Sanzo Wada

Sanzo Wada (Japanese和田 三 造, March 3, 1883 in Ikuno, Asago District, Hyōgo Prefecture, † August 22, 1967 in Tokyo ) was a Japanese painter and costume designer who won an Oscar for Best Costume Design at the Academy Awards in 1955 a color film won.

Life

Sanzo Wada attended the daimyo Elementary School in Fukuoka and in 1897 became the Shūyūkan Middle School of Fukuoka prefecture. After finishing school he began in 1899 to study painting at the renowned painter Kuroda Seiki, the end of the 19th century and early 20th century introduced Western elements in Japanese art and thus the school of Western painting ( Yōga ) coined. In 1901 he moved to the Academy of Art Tokyo ( Tōkyō today Geijutsu Daigaku ) and met artists such as Shigeru Aoki know. In 1902 he settled first on the Pacific island of Hachijo -jima, and then click Izu - Oshima, where he began southerly wind with his painting cycle.

After returning to Tokyo, he began in 1904 to study at the local school of Fine Arts, presented in 1907 with funding from the Ministry of Education for the first time his paintings publicly and received several awards for it. During this time he also had contact with the active in the Japanese Empire ultranationalist organization Gen'yōsha. At the invitation of the French Ministry of Education in 1909, he undertook an educational trip to Europe, where he worked on crafts, design, and an early film. Later he studied 1914-1915 Oriental art in Burma and India.

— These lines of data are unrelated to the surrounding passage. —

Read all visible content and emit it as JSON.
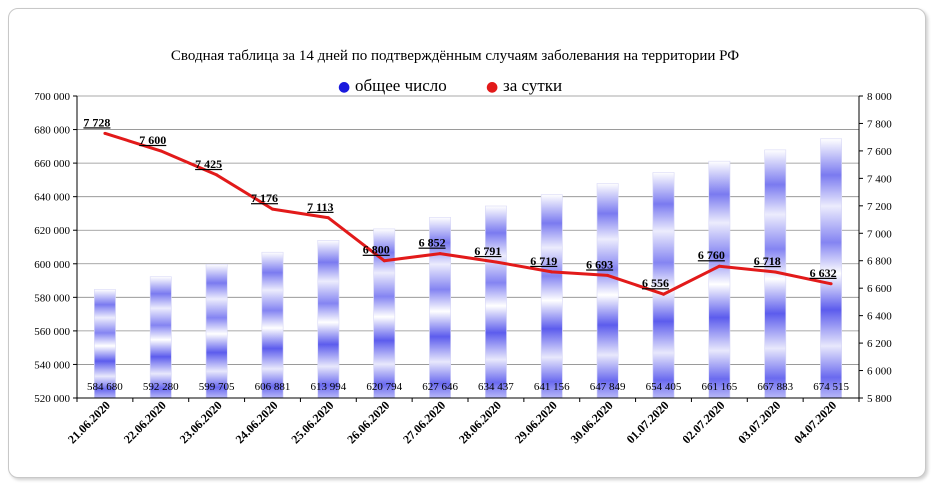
{
  "chart_data": {
    "type": "bar",
    "title": "Сводная таблица за 14 дней по подтверждённым случаям заболевания на территории РФ",
    "legend_position": "top-center",
    "categories": [
      "21.06.2020",
      "22.06.2020",
      "23.06.2020",
      "24.06.2020",
      "25.06.2020",
      "26.06.2020",
      "27.06.2020",
      "28.06.2020",
      "29.06.2020",
      "30.06.2020",
      "01.07.2020",
      "02.07.2020",
      "03.07.2020",
      "04.07.2020"
    ],
    "series": [
      {
        "name": "общее число",
        "type": "bar",
        "axis": "left",
        "color": "#3333ee",
        "values": [
          584680,
          592280,
          599705,
          606881,
          613994,
          620794,
          627646,
          634437,
          641156,
          647849,
          654405,
          661165,
          667883,
          674515
        ],
        "labels": [
          "584 680",
          "592 280",
          "599 705",
          "606 881",
          "613 994",
          "620 794",
          "627 646",
          "634 437",
          "641 156",
          "647 849",
          "654 405",
          "661 165",
          "667 883",
          "674 515"
        ]
      },
      {
        "name": "за сутки",
        "type": "line",
        "axis": "right",
        "color": "#e21a1a",
        "values": [
          7728,
          7600,
          7425,
          7176,
          7113,
          6800,
          6852,
          6791,
          6719,
          6693,
          6556,
          6760,
          6718,
          6632
        ],
        "labels": [
          "7 728",
          "7 600",
          "7 425",
          "7 176",
          "7 113",
          "6 800",
          "6 852",
          "6 791",
          "6 719",
          "6 693",
          "6 556",
          "6 760",
          "6 718",
          "6 632"
        ]
      }
    ],
    "y_left": {
      "min": 520000,
      "max": 700000,
      "ticks": [
        "520 000",
        "540 000",
        "560 000",
        "580 000",
        "600 000",
        "620 000",
        "640 000",
        "660 000",
        "680 000",
        "700 000"
      ]
    },
    "y_right": {
      "min": 5800,
      "max": 8000,
      "ticks": [
        "5 800",
        "6 000",
        "6 200",
        "6 400",
        "6 600",
        "6 800",
        "7 000",
        "7 200",
        "7 400",
        "7 600",
        "7 800",
        "8 000"
      ]
    },
    "grid": true,
    "legend_markers": [
      "●",
      "●"
    ]
  }
}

In the following years he organized for the Academy of arts exhibitions and dealt early 1920s with studies on color theory. He also dealt in 1923 with the study of the Orientalists of Ernest Fenollosa Francisco and the art historian Okakura Kakuzo 1890 introduced Malstilrichtung Nihonga before he created in 1924 large murals in the official residence of the Governor-General in Korea. For his services to Japanese painting, he was a member of the Academy of Arts in 1927.

Also in 1927, he sat down by the establishment of a society for the standardization of colors for the introduction of standards. The results of his research into color theory, he published the book in light of the entire color ( 1931) and took over in 1932 a professor of design at the Art Academy in Tokyo, where he taught until 1944. After 1945, the Japanese Institute for Color Research was reorganized as a society for color standardization, he was its president and led in this capacity in 1951, the first Japanese color standard card.

In 1953 he was instrumental in the production of color film produced by the film production company Daiei film The Gates of Hell ( Jigokumon ) of Kinugasa Teinosuke with Machiko Kyo, Kazuo Hasegawa and Isao Yamagata with in the lead roles as a costume designer and color consultant and won this at the Academy Awards 1955 Oscar for best Costume Design.

In his last years he also dealt with the Sumi -e, the black and white Japanese ink painting and in 1958 was appointed as the person with special cultural merits.

His best-known works, including paintings such as hope Oshima (1907 ), to the south (1907 ), Too Much (1933 ), Self- Massage (1936 ), Possible rain on the Sumida River (1937 ), Koa Mandala ( 1940) and Poppy (1960 ) belong to the Meiji Memorial Picture Gallery and the Kyoto Municipal Museum of Art are in the National Museum of Modern Art exhibited.